TRALAC - Trade Law Centre

Zambia: Regional integration important for trade, says CCA

Tuesday, 24 May 2011

Source: Times of Zambia

The Corporate Council on Africa (CCA) has said regional integration is an important tool that can be used to further integrate goods and services and increase trade in the Africa Growth and opportunity Act (AGOA) Forum.

CCA vice-president in charge of business development Timothy McCoy said for the American private sector, regional integration was important because it could be used as a foundation to determine the level of goods being traded in the region and internationally.

"A number of companies have taken keen interest in the progress of regional integration because if those regions further integrate that will make it easier for those companies' goods and services to flow across borders," he said.

Mr McCoy said the council was working closely with Common Market for Eastern and Southern Africa (COMESA) and other regional groupings that would be serving as panelists at the summit in Lusaka next month.

"Speakers will be speaking further on how we can make Africa a more business-friendly place," Mr McCoy said.

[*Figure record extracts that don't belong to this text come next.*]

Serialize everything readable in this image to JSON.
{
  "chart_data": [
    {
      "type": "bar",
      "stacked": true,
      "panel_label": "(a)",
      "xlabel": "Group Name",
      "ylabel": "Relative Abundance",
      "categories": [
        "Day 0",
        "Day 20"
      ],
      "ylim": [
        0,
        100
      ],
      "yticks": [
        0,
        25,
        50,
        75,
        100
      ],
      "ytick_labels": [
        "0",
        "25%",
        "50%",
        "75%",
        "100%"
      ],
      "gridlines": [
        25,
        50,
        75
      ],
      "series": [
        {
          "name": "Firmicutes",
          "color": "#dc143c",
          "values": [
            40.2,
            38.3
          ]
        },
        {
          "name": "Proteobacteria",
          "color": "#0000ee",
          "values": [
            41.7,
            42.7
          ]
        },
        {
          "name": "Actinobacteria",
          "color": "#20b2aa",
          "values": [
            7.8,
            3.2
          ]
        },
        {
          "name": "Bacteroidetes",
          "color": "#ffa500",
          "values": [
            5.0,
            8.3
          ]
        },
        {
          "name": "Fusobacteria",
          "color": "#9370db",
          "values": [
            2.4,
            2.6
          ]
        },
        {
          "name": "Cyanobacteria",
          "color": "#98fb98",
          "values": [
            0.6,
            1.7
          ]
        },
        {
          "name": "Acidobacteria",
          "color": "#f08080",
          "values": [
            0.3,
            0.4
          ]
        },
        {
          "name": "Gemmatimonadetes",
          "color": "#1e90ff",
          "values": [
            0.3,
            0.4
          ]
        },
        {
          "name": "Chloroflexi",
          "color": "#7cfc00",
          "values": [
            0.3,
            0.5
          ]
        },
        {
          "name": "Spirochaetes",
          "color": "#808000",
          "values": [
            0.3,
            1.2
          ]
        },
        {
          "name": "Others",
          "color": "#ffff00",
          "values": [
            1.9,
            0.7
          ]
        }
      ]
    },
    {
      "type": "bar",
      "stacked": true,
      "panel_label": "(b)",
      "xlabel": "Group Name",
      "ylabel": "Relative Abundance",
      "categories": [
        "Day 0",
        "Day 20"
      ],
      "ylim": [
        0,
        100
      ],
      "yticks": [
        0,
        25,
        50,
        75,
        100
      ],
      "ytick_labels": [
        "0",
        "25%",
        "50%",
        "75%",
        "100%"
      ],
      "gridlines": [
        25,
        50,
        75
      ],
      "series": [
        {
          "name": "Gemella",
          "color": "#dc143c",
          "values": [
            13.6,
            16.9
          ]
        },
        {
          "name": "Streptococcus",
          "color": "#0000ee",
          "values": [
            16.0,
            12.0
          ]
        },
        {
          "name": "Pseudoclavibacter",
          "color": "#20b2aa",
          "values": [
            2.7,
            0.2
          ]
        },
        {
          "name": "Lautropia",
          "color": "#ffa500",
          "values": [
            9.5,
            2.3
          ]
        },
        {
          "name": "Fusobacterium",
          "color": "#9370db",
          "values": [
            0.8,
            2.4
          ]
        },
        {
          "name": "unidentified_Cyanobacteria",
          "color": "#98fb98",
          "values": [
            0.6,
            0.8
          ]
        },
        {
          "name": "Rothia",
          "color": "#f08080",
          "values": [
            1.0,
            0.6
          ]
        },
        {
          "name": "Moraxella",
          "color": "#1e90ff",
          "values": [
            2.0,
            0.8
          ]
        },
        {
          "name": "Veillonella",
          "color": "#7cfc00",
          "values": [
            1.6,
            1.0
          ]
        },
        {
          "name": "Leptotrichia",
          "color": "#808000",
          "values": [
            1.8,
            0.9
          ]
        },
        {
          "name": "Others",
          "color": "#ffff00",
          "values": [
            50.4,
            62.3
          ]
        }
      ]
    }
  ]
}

The CCA is an American non-profit association of more than 160 companies that collectively work to encourage more American companies to do business in Africa.

Beginning with the very first AGOA Forum in 2001, CCA has played a central role in planning the AGOA Forum private sector session, which takes place on the margins of the ministerial meetings of the annual AGOA Forum.

This year, CCA has again been designated by the United States and the Zambian governments as US coordinator for the private sector/civil society session and the international trade exhibition, which will take place at the Mulungushi International Conference Centre in Lusaka next month.

AGOA is part of the Trade and Development Act of 2000, and it provides beneficiary countries in sub-Saharan Africa that do not already have a free trade agreement with the United States liberal access to US markets.

It reinforces African reform efforts, provides improved access to US credit and technical expertise, and establishes a high-level dialogue on trade and investment in the form of the annual US-Sub-Saharan Africa Trade and Economic Forum.